Even without bond funds, police departments across the Commonwealth and the country are incredibly well funded. As previous ACLUM analysis of the City of Boston budget on Data for Justice shows, compared to the budgets of other Boston City departments (and cabinets), the Boston Police budget is exponentially higher than that of community focused organizations like Library, Neighborhood Development and Office of Arts and Culture. 

Why aren’t we investing in actual information technology infrastructure? 

Instead of authorizing new debt to build prisons and increase police budgets, we should be investing in information technology to support educational equity throughout the Commonwealth.

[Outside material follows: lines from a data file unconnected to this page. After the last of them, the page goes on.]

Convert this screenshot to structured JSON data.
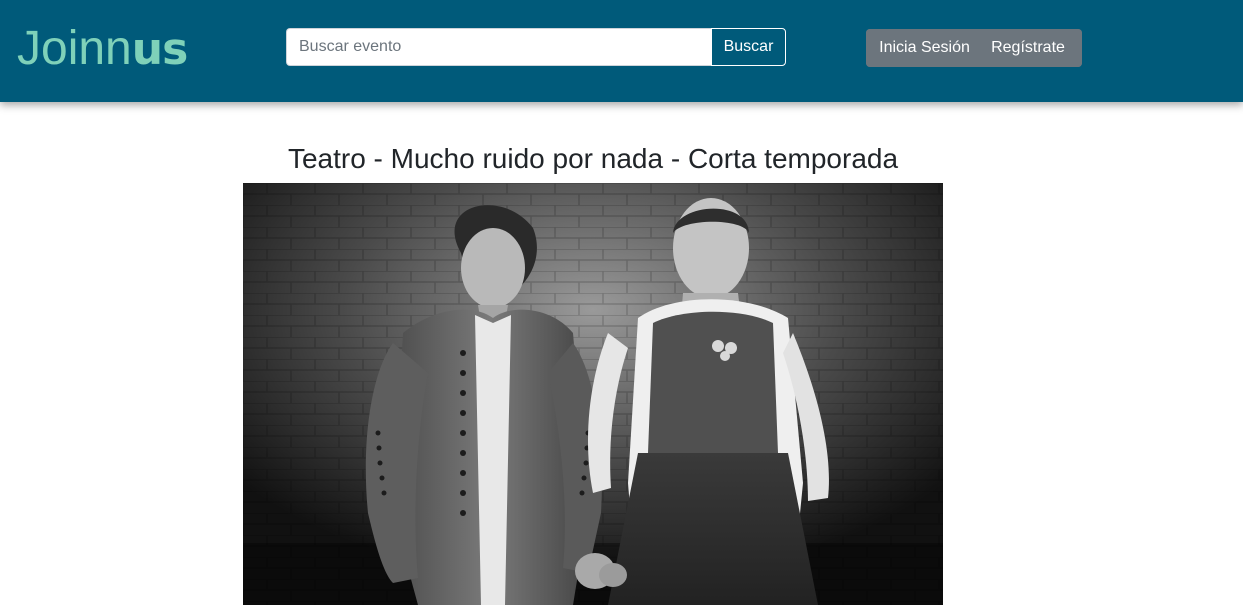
{
  "brand": {
    "logo_thin": "Joinn",
    "logo_bold": "us"
  },
  "search": {
    "placeholder": "Buscar evento",
    "value": "",
    "button_label": "Buscar"
  },
  "auth": {
    "login_label": "Inicia Sesión",
    "register_label": "Regístrate"
  },
  "event": {
    "title": "Teatro - Mucho ruido por nada - Corta temporada",
    "image_alt": "Two actors in period costume holding hands in front of a brick wall"
  },
  "colors": {
    "navbar": "#005a7a",
    "logo": "#7fd1b9",
    "auth_buttons": "#6c757d"
  }
}
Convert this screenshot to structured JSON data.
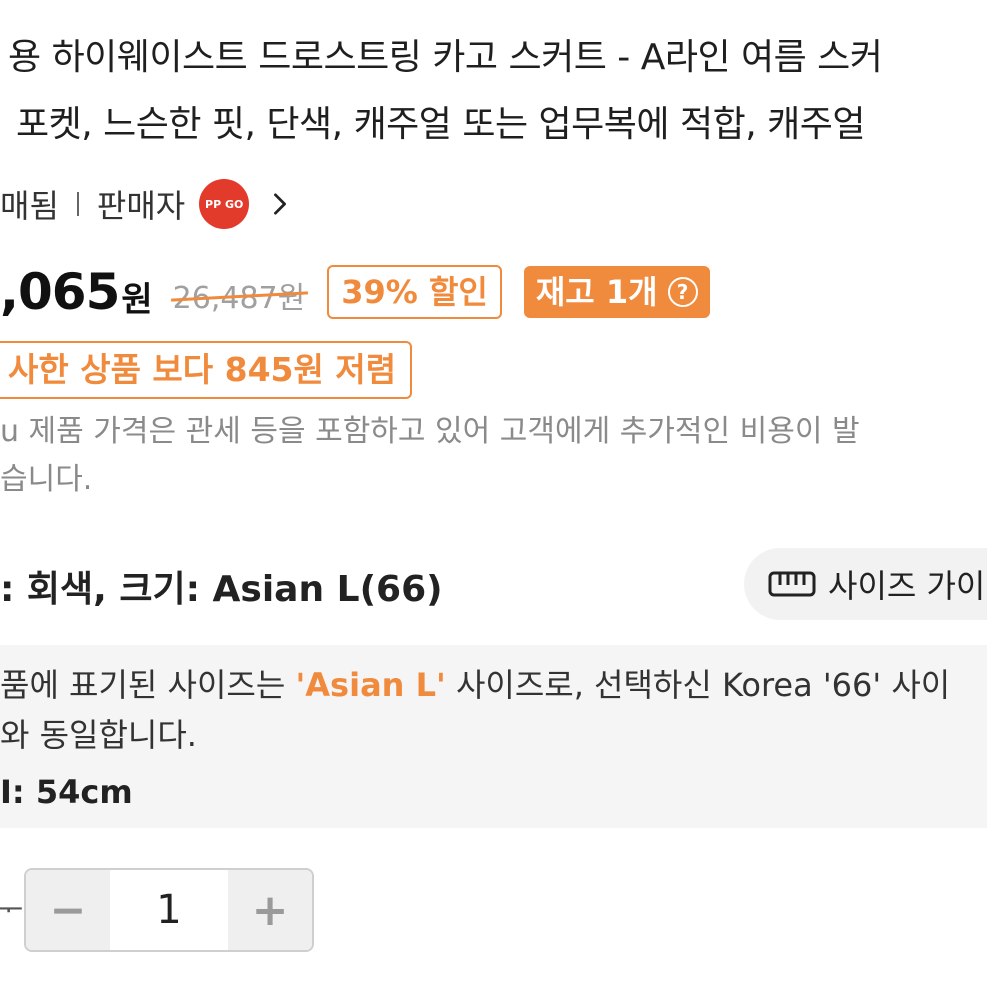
{
  "product": {
    "title_line1": "용 하이웨이스트 드로스트링 카고 스커트 - A라인 여름 스커",
    "title_line2": "포켓, 느슨한 핏, 단색, 캐주얼 또는 업무복에 적합, 캐주얼"
  },
  "seller": {
    "sold_text": "매됨",
    "label": "판매자",
    "logo_text": "PP GO",
    "arrow_icon": "chevron-right-icon"
  },
  "price": {
    "current": ",065",
    "unit": "원",
    "original": "26,487원",
    "discount_label": "39% 할인",
    "stock_label": "재고 1개",
    "stock_help_icon": "question-circle-icon",
    "help_glyph": "?",
    "accent_color": "#f08a3c"
  },
  "comparison": {
    "text": "사한 상품 보다 845원 저렴"
  },
  "notice": {
    "line1": "u 제품 가격은 관세 등을 포함하고 있어 고객에게 추가적인 비용이 발",
    "line2": "습니다."
  },
  "option": {
    "selected_text": ": 회색, 크기: Asian L(66)",
    "size_guide_label": "사이즈 가이",
    "size_guide_icon": "ruler-icon"
  },
  "size_info": {
    "line1_pre": "품에 표기된 사이즈는 ",
    "line1_accent": "'Asian L'",
    "line1_post": " 사이즈로, 선택하신 Korea '66' 사이",
    "line2": "와 동일합니다.",
    "line3": "I: 54cm"
  },
  "quantity": {
    "label": "ᅮ",
    "value": "1",
    "minus_glyph": "−",
    "plus_glyph": "+"
  }
}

In that way, this bond bill could truly reflect values we want to pass down to our children. 

At present, the line item 1599-7064 is the only one which directly does this, authorizing $40 million to help close the digital divide for students in the Commonwealth. Certain emergency measures have been taken by school districts to enable transition to remote learning such as tablets and free access to assistive technology. However a bill that is intended to finance the general governmental infrastructure of the Commonwealth, and in particular to provide assistance to public school districts for remote learning environments, should invest in more than $40 million in state-wide digital infrastructure to permanently close the digital divide. 

What exactly do we need to invest in? 

Data from the United States Census American Community Survey show that about 8% of households either do not have a computer, or if they do, do not have access to the internet at all. Furthermore, more than 1 million Massachusetts residents (> 15%) do not have a fixed broadband internet connection. 

As reported in a previous analysis by the ACLU of Massachusetts, lower rates of internet access or broadband correlate with lower income, both in terms of macroscopic geography (e.g. southern and western Massachusetts), and low-income neighborhoods within cities. 8 cities in Massachusetts have at least 30% of households without cable, DSL or fiber Internet subscriptions in 2018 - Fall River, Springfield, Lowell, Lawrence, Worcester, Lynn, New Bedford and Brockton. 

Taking a closer look at Brockton for example: of the households in the lowest two income categories, less than 50 percent have broadband internet access. This is similar to the pattern of better connected cities such as Newton. Here too, about 50 percent of households in the lowest two income categories do not have broadband. Thus from the perspective of a household, one's income is a stronger indicator of access to the internet, even if one is living in an area which generally has robust high speed internet connectivity. 

Divest - Reinvest 

Bond bill H.4733 singles out certain cities for specific projects. Brockton, for example, is slated to get $2,000,000 for enhanced security camera systems at public housing buildings Campello and Sullivan towers. Instead of investment in broadband, Lawrence, which ranks 28th on the list of 623 worst connected cities in the country, is going to get $2,500,000 for police cruiser technology.Thankfully Springfield, ranked 24 on that list, is slated to get $7,500,000 for a citywide fiber network. 

Beyond Education Commissioner Jeff Riley’s testimony on the need of $50 million for remote elementary and secondary education, State and community colleges are in dire need of funding as well. The community colleges’ chief financial officers recently tallied the costs of additional information technology at nearly $17 million.

Rather than expanding the racist carceral state, we should use this Bond Bill to create equitable digital infrastructure to even out the playing field for the future generation.